Now you can instruct PGX to connect to the database and read the data by passing in both the keystore and the configuration file to PGX, using one of the following approaches:

  • Interactively in the graph shell

    If you are using the graph shell, start it with the --secret_store option. It will prompt you for the keystore password and then attach the keystore to your current session. For example:

    cd /opt/oracle/graph
    ./bin/opg4j --secret_store /etc/my-secrets/keystore.p12
     
     enter password for keystore /etc/my-secrets/keystore.p12:
    

    Inside the shell, you can then use normal PGX APIs to read the graph into memory by passing the JSON file you just wrote into the readGraphWithProperties API:

    opg4j> var graph = session.readGraphWithProperties("config.json")
    graph ==> PgxGraph[name=hr,N=215,E=415,created=1576882388130]
    
  • As a PGX preloaded graph
    As a server administrator, you can instruct PGX to load graphs into memory upon server startup. To do so, modify the PGX configuration file at /etc/oracle/graph/pgx.conf and add the path the graph configuration file to the preload_graphs section. For example:
    {
      ...
      "preload_graphs": [{
        "name": "hr", 
        "path": "/path/to/config.json"
      }],
      "authorization": [{
        "pgx_role": "GRAPH_DEVELOPER",
        "pgx_permissions": [{
          "preloaded_graph": "hr",
          "grant": "read"
        }]
      },	
    	....
      ]
    }
    As root user, edit the service file at /etc/systemd/system/pgx.service and change the ExecStart command to specify the location of the keystore containing the password:
    
    ExecStart=/bin/bash start-server --secret-store /etc/keystore.p12

    Note:

    Please note that /etc/keystore.p12 must not be password protected for this to work. Instead protect the file via file system permission that is only readable by oraclegraph user.
    After the file is edited, reload the changes using:
    sudo systemctl daemon-reload
    Finally start the server:
    sudo systemctl start pgx
  • In a Java application

    To register a keystore in a Java application, use the registerKeystore() API on the PgxSession object.

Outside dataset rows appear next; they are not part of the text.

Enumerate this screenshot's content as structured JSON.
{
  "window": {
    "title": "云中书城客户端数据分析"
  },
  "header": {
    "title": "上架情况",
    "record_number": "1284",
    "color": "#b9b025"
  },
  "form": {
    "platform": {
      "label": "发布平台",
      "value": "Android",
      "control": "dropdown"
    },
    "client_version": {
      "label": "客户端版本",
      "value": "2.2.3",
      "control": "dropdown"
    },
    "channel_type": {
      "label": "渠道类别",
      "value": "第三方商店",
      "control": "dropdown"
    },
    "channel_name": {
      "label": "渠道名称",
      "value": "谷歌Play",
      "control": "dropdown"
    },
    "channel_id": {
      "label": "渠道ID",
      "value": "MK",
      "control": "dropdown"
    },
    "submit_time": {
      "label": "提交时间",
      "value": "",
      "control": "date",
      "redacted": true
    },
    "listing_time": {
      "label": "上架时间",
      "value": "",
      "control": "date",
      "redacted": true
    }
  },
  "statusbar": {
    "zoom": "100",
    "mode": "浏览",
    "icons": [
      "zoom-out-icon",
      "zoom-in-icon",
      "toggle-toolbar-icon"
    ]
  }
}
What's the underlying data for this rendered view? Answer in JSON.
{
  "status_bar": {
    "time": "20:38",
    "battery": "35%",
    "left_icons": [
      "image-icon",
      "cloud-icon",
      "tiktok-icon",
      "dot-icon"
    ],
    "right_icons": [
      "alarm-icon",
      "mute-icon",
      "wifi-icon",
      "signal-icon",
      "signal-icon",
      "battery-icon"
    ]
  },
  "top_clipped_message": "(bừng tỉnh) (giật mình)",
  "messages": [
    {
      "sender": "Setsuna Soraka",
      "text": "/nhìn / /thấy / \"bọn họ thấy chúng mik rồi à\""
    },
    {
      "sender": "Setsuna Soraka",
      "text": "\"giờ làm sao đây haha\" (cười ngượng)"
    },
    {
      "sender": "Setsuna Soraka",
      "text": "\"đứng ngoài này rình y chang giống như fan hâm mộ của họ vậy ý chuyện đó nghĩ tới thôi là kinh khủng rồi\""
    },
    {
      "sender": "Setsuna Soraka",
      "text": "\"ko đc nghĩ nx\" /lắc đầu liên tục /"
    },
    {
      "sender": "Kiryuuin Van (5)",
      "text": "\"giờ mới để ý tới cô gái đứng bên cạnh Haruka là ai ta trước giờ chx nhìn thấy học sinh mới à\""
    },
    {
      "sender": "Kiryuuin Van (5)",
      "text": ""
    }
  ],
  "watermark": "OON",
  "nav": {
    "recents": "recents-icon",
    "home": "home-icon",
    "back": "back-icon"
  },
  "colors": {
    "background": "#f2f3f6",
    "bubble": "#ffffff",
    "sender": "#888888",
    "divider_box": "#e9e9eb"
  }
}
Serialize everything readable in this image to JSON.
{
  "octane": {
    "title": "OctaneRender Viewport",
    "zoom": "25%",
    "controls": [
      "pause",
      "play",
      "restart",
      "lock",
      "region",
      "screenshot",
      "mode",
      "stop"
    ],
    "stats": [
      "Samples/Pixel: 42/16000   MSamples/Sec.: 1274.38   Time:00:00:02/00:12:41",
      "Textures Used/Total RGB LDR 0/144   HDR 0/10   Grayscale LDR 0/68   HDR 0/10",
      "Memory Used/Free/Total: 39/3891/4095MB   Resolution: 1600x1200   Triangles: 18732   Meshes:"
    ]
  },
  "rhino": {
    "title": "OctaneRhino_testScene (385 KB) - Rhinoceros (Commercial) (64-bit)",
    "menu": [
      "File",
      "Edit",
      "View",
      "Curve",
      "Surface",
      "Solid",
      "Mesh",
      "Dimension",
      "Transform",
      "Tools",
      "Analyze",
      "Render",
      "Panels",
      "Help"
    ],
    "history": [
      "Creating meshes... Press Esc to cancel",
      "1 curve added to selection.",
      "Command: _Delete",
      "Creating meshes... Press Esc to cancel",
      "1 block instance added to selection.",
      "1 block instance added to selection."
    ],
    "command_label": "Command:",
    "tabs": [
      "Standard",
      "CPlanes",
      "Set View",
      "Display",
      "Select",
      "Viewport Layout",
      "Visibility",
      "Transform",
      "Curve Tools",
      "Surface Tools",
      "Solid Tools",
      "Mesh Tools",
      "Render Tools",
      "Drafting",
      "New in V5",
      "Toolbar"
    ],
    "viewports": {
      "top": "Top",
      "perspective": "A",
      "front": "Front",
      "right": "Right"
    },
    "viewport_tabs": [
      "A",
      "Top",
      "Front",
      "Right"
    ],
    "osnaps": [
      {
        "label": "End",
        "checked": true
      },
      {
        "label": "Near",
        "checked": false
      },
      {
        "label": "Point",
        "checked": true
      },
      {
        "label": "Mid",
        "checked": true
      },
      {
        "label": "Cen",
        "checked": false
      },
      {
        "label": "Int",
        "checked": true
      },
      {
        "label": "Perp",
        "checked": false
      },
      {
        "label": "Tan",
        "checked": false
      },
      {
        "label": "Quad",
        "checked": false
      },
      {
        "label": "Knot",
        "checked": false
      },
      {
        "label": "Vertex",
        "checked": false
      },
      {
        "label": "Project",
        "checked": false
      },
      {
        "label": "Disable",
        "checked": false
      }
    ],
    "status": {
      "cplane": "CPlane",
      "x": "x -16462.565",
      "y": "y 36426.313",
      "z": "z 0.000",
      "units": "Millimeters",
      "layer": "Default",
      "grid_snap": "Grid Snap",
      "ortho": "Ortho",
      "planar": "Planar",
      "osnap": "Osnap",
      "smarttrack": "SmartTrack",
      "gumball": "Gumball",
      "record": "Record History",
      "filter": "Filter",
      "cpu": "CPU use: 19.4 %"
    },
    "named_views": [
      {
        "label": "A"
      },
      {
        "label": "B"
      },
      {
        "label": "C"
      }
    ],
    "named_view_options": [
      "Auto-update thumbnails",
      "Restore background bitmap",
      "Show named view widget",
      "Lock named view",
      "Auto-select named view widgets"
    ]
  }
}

For example:

    import oracle.pgx.api.*;
     
    class Main {
       
      public static void main(String[] args) throws Exception {
        String baseUrl = args[0];
        String keystorePath = "/etc/my-secrets/keystore.p12";
        char[] keystorePassword = args[1].toCharArray();
        String graphConfigPath = args[2];
        ServerInstance instance = Pgx.getInstance(baseUrl);
        try (PgxSession session = instance.createSession("my-session")) {
          session.registerKeystore(keystorePath, keystorePassword);
          PgxGraph graph = session.readGraphWithProperties(graphConfigPath);
          System.out.println("N = " + graph.getNumVertices() + " E = " + graph.getNumEdges());
        }
      }
    }
    
    You can compile and run the preceding sample program using the Oracle Graph Client package. For example:
    cd $GRAPH_CLIENT
    // create Main.java with above contents
    javac -cp 'lib/*' Main.java
    java -cp '.:conf:lib/*' Main http://myhost:7007 MyKeystorePassword path/to/config.json
    

Secure coding tips for graph client applications

When writing graph client applications, make sure to never store any passwords or other secrets in clear text in any files or in any of your code.

Do not accept passwords or other secrets through command line arguments either. Instead, use Console.html#readPassword() from the JDK.